Outro ponto é a desconexão entre perfis técnicos e de negócios. Vejo muita gente com background de gestão buscando CTOs, e desenvolvedores querendo empreender, mas sem pontes claras entre esses dois mundos. Isso dificulta a formação de times complementares no começo da jornada.
Do lado dos fundos, a evolução recente foi positiva, mas com algumas distorções. O mercado cresceu rápido e, em alguns momentos, faltou disciplina — valuations inflados, termos fracos, expectativas desalinhadas com a realidade de liquidez. O ciclo precisa fechar com mais saídas relevantes para sustentar o crescimento.

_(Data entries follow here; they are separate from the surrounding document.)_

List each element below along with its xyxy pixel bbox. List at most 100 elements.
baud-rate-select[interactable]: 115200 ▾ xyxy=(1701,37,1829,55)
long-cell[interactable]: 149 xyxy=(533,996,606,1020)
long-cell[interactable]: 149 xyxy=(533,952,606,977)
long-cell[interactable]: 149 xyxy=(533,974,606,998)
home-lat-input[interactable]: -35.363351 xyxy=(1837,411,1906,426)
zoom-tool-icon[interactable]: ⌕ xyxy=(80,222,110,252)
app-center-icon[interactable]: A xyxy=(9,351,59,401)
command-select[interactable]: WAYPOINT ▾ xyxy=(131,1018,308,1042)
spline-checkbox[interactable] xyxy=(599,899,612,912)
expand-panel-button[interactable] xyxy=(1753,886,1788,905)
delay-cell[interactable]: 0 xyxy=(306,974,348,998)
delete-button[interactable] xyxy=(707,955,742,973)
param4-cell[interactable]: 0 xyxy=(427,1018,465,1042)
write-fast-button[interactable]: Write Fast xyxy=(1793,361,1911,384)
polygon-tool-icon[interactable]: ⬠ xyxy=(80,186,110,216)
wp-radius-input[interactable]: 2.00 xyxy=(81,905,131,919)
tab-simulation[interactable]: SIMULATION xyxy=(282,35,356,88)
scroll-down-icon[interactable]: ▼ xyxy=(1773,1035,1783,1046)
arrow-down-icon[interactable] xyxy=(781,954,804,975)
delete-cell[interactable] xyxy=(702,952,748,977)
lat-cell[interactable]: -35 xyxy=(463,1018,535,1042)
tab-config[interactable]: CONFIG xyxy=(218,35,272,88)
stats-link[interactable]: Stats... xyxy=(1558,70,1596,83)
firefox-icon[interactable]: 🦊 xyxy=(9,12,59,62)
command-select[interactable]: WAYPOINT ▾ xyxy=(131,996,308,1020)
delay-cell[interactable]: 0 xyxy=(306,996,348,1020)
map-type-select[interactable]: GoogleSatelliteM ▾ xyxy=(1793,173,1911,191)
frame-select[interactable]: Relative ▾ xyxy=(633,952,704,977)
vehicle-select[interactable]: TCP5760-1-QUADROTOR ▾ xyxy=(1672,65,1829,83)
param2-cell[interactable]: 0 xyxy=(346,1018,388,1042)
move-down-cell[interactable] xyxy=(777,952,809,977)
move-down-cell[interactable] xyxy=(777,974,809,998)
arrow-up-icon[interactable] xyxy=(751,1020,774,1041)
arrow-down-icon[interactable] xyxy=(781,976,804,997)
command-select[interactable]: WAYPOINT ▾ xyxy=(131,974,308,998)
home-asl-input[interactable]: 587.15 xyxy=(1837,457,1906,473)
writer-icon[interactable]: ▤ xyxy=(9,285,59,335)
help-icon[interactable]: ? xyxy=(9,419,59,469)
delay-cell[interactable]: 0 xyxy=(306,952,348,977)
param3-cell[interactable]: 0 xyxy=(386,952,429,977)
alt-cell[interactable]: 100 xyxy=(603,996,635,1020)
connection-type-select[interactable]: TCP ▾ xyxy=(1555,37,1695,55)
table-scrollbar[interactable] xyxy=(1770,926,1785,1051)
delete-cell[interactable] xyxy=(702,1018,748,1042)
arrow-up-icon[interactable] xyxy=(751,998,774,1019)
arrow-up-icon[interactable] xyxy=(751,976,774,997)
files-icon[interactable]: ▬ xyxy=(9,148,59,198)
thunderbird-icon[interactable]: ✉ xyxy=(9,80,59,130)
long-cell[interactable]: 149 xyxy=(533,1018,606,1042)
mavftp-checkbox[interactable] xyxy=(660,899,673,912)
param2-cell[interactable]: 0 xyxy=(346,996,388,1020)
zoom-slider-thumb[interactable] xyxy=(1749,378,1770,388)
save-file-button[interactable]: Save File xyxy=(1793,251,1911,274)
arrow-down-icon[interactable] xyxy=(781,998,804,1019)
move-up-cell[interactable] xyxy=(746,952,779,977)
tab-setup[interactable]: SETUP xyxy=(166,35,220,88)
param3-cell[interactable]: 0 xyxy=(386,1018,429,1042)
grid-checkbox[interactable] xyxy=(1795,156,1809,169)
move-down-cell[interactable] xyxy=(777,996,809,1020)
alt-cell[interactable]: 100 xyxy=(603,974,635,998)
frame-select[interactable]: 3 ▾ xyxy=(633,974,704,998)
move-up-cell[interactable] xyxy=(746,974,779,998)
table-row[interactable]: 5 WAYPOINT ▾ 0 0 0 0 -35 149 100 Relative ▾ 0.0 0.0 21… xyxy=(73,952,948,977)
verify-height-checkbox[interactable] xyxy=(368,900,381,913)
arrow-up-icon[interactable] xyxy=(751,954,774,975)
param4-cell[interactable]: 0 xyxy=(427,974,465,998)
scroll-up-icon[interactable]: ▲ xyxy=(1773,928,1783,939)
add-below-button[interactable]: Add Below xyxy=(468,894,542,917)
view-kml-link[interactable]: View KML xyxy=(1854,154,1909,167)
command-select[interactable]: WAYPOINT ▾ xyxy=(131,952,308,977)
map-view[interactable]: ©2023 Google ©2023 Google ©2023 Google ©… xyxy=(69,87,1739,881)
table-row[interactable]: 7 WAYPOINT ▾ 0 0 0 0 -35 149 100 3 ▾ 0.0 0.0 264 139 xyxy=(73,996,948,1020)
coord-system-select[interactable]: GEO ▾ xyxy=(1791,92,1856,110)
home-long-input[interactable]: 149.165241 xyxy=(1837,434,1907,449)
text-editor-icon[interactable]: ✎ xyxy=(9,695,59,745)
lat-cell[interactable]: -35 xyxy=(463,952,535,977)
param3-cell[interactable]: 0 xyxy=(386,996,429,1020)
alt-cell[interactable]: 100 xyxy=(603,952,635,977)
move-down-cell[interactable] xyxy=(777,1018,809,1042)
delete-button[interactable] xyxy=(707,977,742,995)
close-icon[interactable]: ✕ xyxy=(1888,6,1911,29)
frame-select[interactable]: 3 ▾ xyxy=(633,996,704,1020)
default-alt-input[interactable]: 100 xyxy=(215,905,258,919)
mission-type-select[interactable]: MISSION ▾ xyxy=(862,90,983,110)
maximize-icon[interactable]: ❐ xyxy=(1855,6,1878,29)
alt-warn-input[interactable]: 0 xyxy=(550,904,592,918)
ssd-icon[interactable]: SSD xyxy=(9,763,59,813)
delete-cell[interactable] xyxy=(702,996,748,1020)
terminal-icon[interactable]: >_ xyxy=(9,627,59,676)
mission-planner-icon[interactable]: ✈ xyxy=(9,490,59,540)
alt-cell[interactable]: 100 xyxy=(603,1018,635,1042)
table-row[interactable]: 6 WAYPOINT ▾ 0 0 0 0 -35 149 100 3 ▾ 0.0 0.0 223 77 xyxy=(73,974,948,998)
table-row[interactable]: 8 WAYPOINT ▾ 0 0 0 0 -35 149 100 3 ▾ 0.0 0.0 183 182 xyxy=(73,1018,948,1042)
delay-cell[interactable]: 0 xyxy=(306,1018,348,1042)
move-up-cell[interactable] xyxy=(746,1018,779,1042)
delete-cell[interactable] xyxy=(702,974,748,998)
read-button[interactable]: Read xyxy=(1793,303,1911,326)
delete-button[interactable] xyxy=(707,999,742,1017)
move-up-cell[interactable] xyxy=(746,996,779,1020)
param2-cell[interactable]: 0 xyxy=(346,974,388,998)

E, por fim, o suporte pós-investimento. Ainda são poucos os fundos que acompanham de forma ativa e estratégica. À medida que os investidores se posicionarem como parceiros de verdade, isso naturalmente acelera a maturidade do ecossistema como um todo.
Pedro: O ponto de partida veio de ferramentas que eu já vinha desenvolvendo dentro da Mindset para captação e priorização de startups. A partir de dados públicos — como headcount, mudanças no LinkedIn, vagas abertas — criei sistemas para apoiar nossas decisões de investimento.
Ao mesmo tempo, senti falta de ter mais presença no ecossistema da América Latina. Como o fundo investe só fora, minha atuação acabava restrita aos mercados de Israel e EUA. Quando conheci uma newsletter americana que mapeava founders em stealth, percebi que poderia adaptar a ideia para o contexto Latam.
A TechTalents nasceu dessa junção: ferramentas internas + desejo de participar mais ativamente do ecossistema local. Hoje, ela já passou de 20 edições e continua evoluindo.
Pedro: Hoje o projeto tem três frentes principais:
Newsletter quinzenal, que compartilha movimentos de talentos em tempo real.
TechTalents Base, uma base de dados estruturada com os nomes e informações mapeadas, voltada a fundos parceiros.
TechTalents Match, uma plataforma para founders e profissionais fazerem networking qualificado ou encontrarem cofounders.
O impacto na minha atuação como investidor tem sido direto. Por um lado, aumentou minha exposição e ampliou minha rede. Por outro, me trouxe uma vivência mais operacional: criar produto, falar com usuário, iterar conteúdo. São aprendizados que me aproximam da realidade dos founders e me ajudam a ser um VC mais completo.
Pedro: Tenho me dedicado bastante à corrida nos últimos tempos — fui picado pelo “bichinho” recentemente. Também faço academia, jogo tênis e gosto de acompanhar o mundo do cinema. Sempre que dá, tento viajar, dentro ou fora do Brasil.
Pedro: VC é um jogo de longo prazo. Os fundos são desenhados para ciclos de 10 anos, e a sua própria trajetória também vai seguir esse tempo. Por isso, é importante construir processos sólidos, reputação consistente e boas relações. Entender no que você é bom, melhorar o que não é, e sempre estar disposto a ajudar sem esperar retorno imediato. No fim das contas, esse é um mercado baseado em confiança.